Alle Auktionsbilder werden vom 21. bis 31. März in der Sparkassen-Filiale an der Stresemannstraße ausgestellt, und zusätzlich in einem Katalog abgebildet.
– Tanja Krift – Neue Westfälische vom 17.02.2006
Breites Farbenspektrum dient als Gerüst für die Kunst
Solveig Hild stellt ihre Werke in der Akademie Talaue aus
Tecklenburg
Die meist abstrakt, subtil und informel gehaltenen Farbkompositionen fesselten die Blicke des Betrachters. Nicht weil sie aufgrund ihres Farbenspiels penetrant aufdrängend oder provozierend erscheinen, sondern weil die Werkmomente beruhigend wirken.
Am Freitag Abend eröffnete Solveig Hild ihre interessante Werkschau „Artikulation - Malerei und Skulpturen“ in den Räumlichkeiten der Akademie Talaue sowie des Gasthofes Prigge. Insgesamt 66 Arbeiten zieren die hellen Räumlichkeiten.
Die Autodidaktin, die sich seit nun mehr als 13 Jahren intensiv mit der Malerei und Skulpturen auseinandersetzt, besticht durch ihre experimentierfreudigen Arbeiten in Acryl und Öl. Durch Decollagén und collagierte Experimente mit strukturiertem Blattwerk, Keramik, Baumrinde und Gips entstehen bei der Autodidaktin die zweideminsionalen Leinwand- und Holzgrundwelten. Ein breites aber durchaus harmonisches Farbenspektrum dient Solveig Hild als Gerüst ihrer Werke.
„Ich lasse den Betrachtern sehr viel Freiraum, damit sie die Inhalte meiner Werke inhaltlich interpretieren können“, betont die Künstlerin, deren teils geometrisches Formenvokabular unweigerlich Erinnerungen an die Designkunst des Bauhauses oder der Stilrichtung De Stilj erweckt. Den rein geometrischen Formen setzt Solveig Hild aber auch organische und figürliche Modulationen entgegen, so dass die Werke niemals wie eine völlig durchkonzipierte Fassade auf den Betrachter wirken.

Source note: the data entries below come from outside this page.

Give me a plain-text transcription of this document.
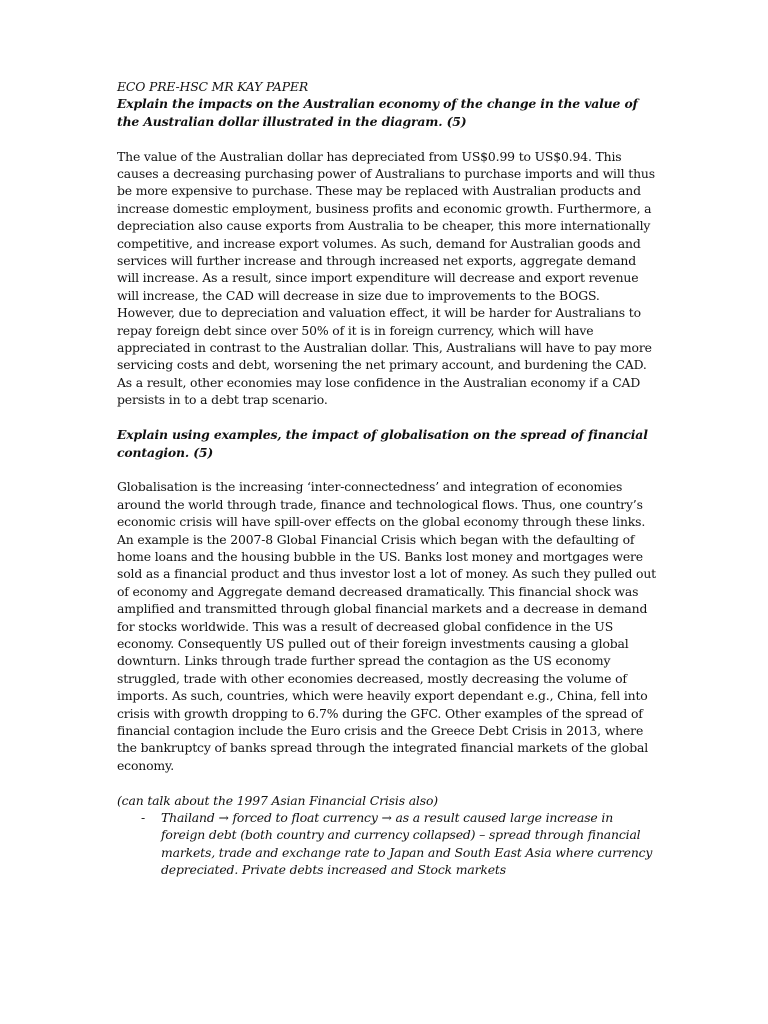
ECO PRE-HSC MR KAY PAPER

Explain the impacts on the Australian economy of the change in the value of the Australian dollar illustrated in the diagram. (5)

The value of the Australian dollar has depreciated from US$0.99 to US$0.94. This causes a decreasing purchasing power of Australians to purchase imports and will thus be more expensive to purchase. These may be replaced with Australian products and increase domestic employment, business profits and economic growth. Furthermore, a depreciation also cause exports from Australia to be cheaper, this more internationally competitive, and increase export volumes. As such, demand for Australian goods and services will further increase and through increased net exports, aggregate demand will increase. As a result, since import expenditure will decrease and export revenue will increase, the CAD will decrease in size due to improvements to the BOGS. However, due to depreciation and valuation effect, it will be harder for Australians to repay foreign debt since over 50% of it is in foreign currency, which will have appreciated in contrast to the Australian dollar. This, Australians will have to pay more servicing costs and debt, worsening the net primary account, and burdening the CAD. As a result, other economies may lose confidence in the Australian economy if a CAD persists in to a debt trap scenario.

Explain using examples, the impact of globalisation on the spread of financial contagion. (5)

Globalisation is the increasing ‘inter-connectedness’ and integration of economies around the world through trade, finance and technological flows. Thus, one country’s economic crisis will have spill-over effects on the global economy through these links. An example is the 2007-8 Global Financial Crisis which began with the defaulting of home loans and the housing bubble in the US. Banks lost money and mortgages were sold as a financial product and thus investor lost a lot of money. As such they pulled out of economy and Aggregate demand decreased dramatically. This financial shock was amplified and transmitted through global financial markets and a decrease in demand for stocks worldwide. This was a result of decreased global confidence in the US economy. Consequently US pulled out of their foreign investments causing a global downturn. Links through trade further spread the contagion as the US economy struggled, trade with other economies decreased, mostly decreasing the volume of imports. As such, countries, which were heavily export dependant e.g., China, fell into crisis with growth dropping to 6.7% during the GFC. Other examples of the spread of financial contagion include the Euro crisis and the Greece Debt Crisis in 2013, where the bankruptcy of banks spread through the integrated financial markets of the global economy.

(can talk about the 1997 Asian Financial Crisis also)

-	Thailand → forced to float currency → as a result caused large increase in foreign debt (both country and currency collapsed) – spread through financial markets, trade and exchange rate to Japan and South East Asia where currency depreciated. Private debts increased and Stock markets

Kupfer, Silber und Blattgold dienen der Autodidaktin als Optimierung ihrer Bildideen. Relief- und Spachtelarbeiten, kleinformatige Blätter aus Pastellkreiden und Kohle erweitern den Horizont der Experimentierfreudigkeit der Künstlerin zusätzlich.

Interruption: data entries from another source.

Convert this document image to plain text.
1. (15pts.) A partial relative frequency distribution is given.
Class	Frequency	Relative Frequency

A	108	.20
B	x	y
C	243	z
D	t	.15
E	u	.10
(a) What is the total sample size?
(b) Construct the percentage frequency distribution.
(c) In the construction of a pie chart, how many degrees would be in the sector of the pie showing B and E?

Nicht weniger interessant sind die klein- und großformatigen Skulpturen aus PU-Schaum, die sich durch ihr Formenvokabular in die Werkfolgen aus Farbe problemlos eingliedern lassen.
Die Ausstellung ist noch bis zum 28. Februar täglich zwischen 9 und 23 Uhr zu sehen.